Die COVID-19-Pandemie stellt die Energiewende vor zusätzliche Herausforderungen. Bund und Länder stellen fest, dass die bewährten und erprobten Prozesse des Krisen- und Notfallmanagements auch im aktuellen Pandemie-Fall greifen. Sie bekräftigen, dass in dieser Sondersituation die Versorgungssicherheit mit Energie weiterhin ohne Einschränkungen gewährleistet und die Leistungsfähigkeit der Energiewirtschaft erhalten bleiben muss. Allerdings haben die aufgrund des Infektionsschutzes notwendigen Einschränkungen des öffentlichen Lebens tiefgreifende Auswirkungen: Fallende Börsenstrompreise und ein Rückgang der Stromnachfrage lassen eine deutlich steigende EEG-Umlage erwarten. Zudem wirken sich die Pandemie-Maßnahmen auf die wirtschaftliche Situation der Energiebranche, laufende Planungs- und Genehmigungsverfahren sowie den Verwaltungsvollzug aus. Bund und Länder arbeiten bei der Bewältigung und Abfederung der Folgen der Pandemie eng zusammen.
Vor dem Hintergrund der durch die Pandemie ausgelösten Rezession gilt es umso mehr, die Energiewende kosteneffizient zu organisieren und die Wettbewerbsfähigkeit der deutschen Wirtschaft nicht zu gefährden. Gleichzeitig bietet das vom Bund beschlossene Zukunftspaket große Chancen, zur konjunkturellen Wiederbelebung beizutragen, die Entwicklung innovativer Energieund Klimatechnologien zu fördern und starke Klimaschutzimpulse auszulösen.

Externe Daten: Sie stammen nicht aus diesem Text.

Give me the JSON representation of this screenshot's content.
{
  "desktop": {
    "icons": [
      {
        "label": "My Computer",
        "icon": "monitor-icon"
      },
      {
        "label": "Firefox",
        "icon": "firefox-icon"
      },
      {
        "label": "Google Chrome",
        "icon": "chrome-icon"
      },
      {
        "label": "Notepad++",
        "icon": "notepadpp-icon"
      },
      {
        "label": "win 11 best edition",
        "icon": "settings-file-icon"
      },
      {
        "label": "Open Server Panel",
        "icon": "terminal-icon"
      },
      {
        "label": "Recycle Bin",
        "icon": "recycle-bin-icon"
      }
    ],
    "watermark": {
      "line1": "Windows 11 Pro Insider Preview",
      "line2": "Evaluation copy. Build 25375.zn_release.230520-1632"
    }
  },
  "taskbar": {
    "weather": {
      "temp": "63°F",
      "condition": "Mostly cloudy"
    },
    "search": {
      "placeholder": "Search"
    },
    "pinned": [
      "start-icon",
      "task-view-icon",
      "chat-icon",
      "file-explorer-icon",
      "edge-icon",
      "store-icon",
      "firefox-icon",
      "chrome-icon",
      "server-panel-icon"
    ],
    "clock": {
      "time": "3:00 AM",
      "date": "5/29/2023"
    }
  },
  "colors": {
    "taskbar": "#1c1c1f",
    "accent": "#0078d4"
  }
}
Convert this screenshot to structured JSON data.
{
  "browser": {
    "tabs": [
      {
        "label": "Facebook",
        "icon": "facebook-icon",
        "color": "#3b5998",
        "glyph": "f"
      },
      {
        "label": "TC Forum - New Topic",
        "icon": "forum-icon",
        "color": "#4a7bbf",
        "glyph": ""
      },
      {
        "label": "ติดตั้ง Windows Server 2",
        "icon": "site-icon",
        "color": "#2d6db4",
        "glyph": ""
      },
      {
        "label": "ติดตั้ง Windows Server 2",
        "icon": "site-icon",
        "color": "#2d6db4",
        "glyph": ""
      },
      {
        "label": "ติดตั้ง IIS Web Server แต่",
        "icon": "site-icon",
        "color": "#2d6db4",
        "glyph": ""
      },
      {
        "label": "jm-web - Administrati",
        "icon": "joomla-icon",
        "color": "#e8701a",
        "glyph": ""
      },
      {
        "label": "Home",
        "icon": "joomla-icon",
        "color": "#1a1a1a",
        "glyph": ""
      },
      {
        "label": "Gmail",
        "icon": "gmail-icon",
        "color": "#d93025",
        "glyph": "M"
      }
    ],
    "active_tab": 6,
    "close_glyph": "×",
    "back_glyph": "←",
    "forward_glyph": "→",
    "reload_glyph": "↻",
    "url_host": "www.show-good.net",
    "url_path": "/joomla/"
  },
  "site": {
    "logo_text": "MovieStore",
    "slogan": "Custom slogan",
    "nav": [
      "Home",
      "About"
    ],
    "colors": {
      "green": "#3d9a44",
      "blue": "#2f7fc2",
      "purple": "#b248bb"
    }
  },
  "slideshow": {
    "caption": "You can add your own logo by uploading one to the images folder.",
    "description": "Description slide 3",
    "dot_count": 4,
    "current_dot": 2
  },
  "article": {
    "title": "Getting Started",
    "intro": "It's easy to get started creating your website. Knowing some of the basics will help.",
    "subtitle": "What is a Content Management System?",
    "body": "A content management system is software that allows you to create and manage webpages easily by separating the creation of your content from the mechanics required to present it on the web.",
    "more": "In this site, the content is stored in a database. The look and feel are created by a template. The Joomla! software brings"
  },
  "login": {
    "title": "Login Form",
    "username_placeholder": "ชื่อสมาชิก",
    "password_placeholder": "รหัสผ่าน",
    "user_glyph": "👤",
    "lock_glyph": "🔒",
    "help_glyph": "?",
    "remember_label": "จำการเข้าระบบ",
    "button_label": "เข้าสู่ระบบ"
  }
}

Der Ausstieg aus der Kohleverstromung und die Beschleunigung des Ausbaus der erneuerbaren Energien gehören zusammen. Gleichzeitig gilt es, die enormen Chancen, die sich aus der strukturellen Änderung der Energieversorgung in Deutschland ergeben, zu ergreifen.
Bund und Länder sind sich einig in dem Ziel, die Versorgungssicherheit jederzeit zuverlässig zu gewährleisten sowie eine bezahlbare und umweltverträgliche Energieversorgung für Wirtschaft und private Verbraucherinnen und Verbraucher sicherzustellen. Wettbewerbsfähige Strompreise sind wesentlich für die wirtschaftliche Entwicklung, einen starken Industriestandort, Sektorkopplung und neue Stromanwendungen, wie beispielsweise die Elektromobilität und Wärmepumpen. Beides ist Voraussetzung für die Akzeptanz der Energiewende. Ergänzend zum direkten Einsatz erneuerbarer Energien sollen Wasserstoff und synthetische Kraftstoffe auf Basis erneuerbarer Energien mittel- bis langfristig zu einem wesentlichen Träger von sauberer Energie werden. Dafür müssen sich Märkte, Infrastrukturen und neue internationale Partnerschaften entwickeln.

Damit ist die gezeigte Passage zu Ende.